Wow. We blew right through 2017 and have arrived at the beginning of yet another New Year. Though time seems to move faster the older I get, I do enjoy this day and the reset it provides. It’s the adult version of getting a “do-over” in life. A time to reset and make plans for all the wonderful things we intend to do in the days ahead.

This Year Will Be Different

Better health is almost always at the top of everyone’s list, isn’t it? Same for me. I’m old enough that this stuff is getting more important. I have a few issues that will require attention in 2018. Beyond that, it’s eat better, exercise more, lose weight. You know the routine. This year will be different.

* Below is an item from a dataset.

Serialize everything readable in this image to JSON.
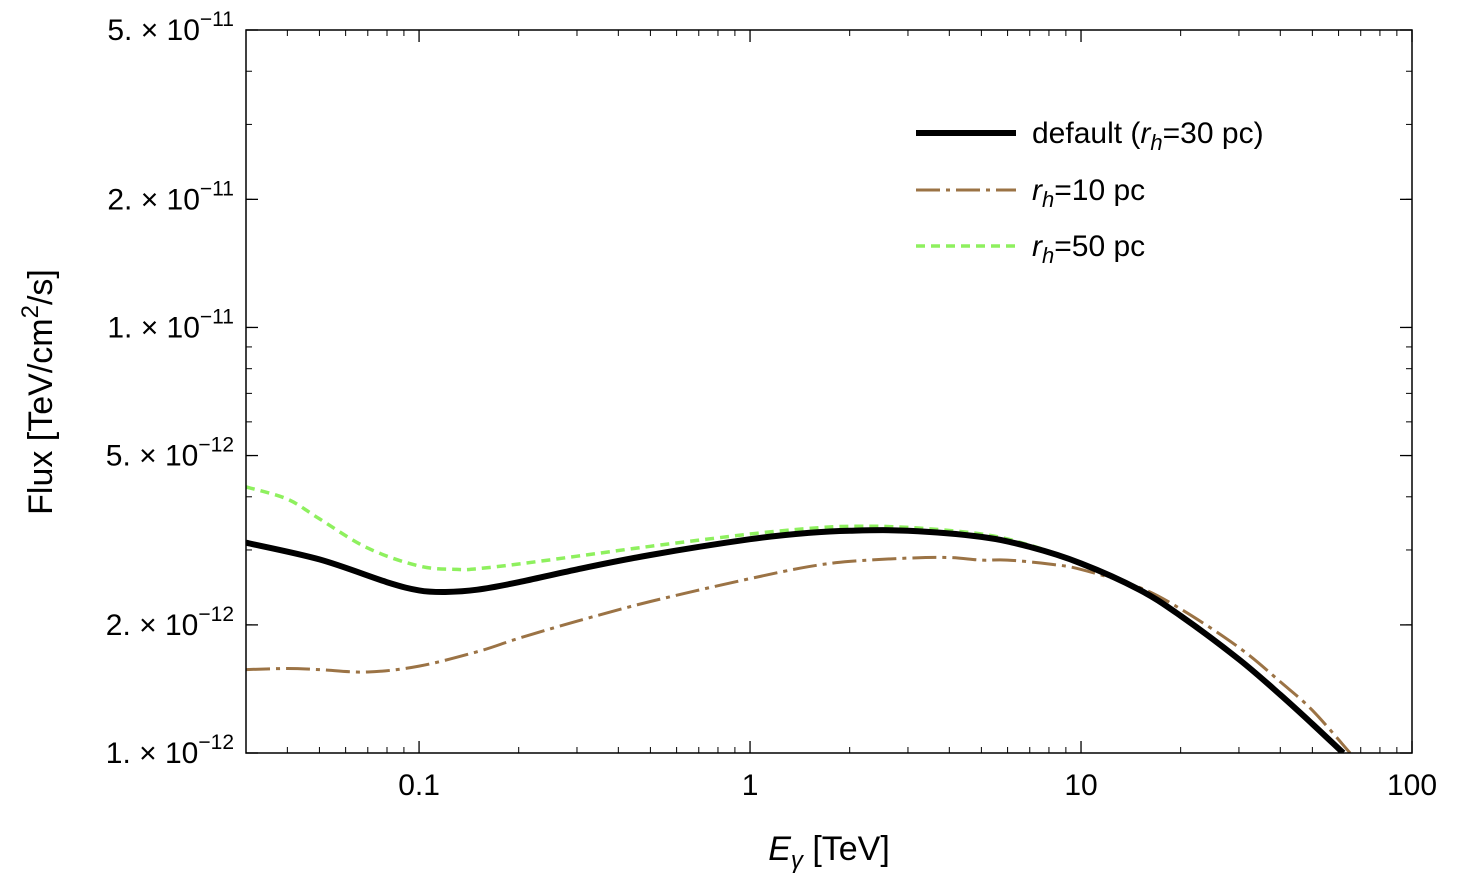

Back to basics. Despite the strong appeal of shiny new things that make interesting noises, there always seems to be some internal tug to get down to basics. For me this manifests itself as a desire to use simple, low-powered gear and CW. I don’t plan to “chase” anything this year. The only operational goal I have my eye on is to make more contacts from the field than the shack. This year will be different.

Eyeball QSO’s. I plan to attend OzarkCon in April. It’s an annual QRP conference conducted by the 4SQRP group that I’ve wanted to attend forever but it takes place shortly before Hamvention and I never could get time off to attend both. This year will be different.

Reading and writing. I intend to do a lot more reading and writing. I enjoy both but have not set aside time for either lately. This year will be different.

Have more fun. When it comes to the hobby, I don’t have time to waste running down rabbit holes. Or said another way, if it isn’t enjoyable, I don’t want to do it. I’m getting too old to waste time on things that are silly or are at best, ephemeral. This year will be different.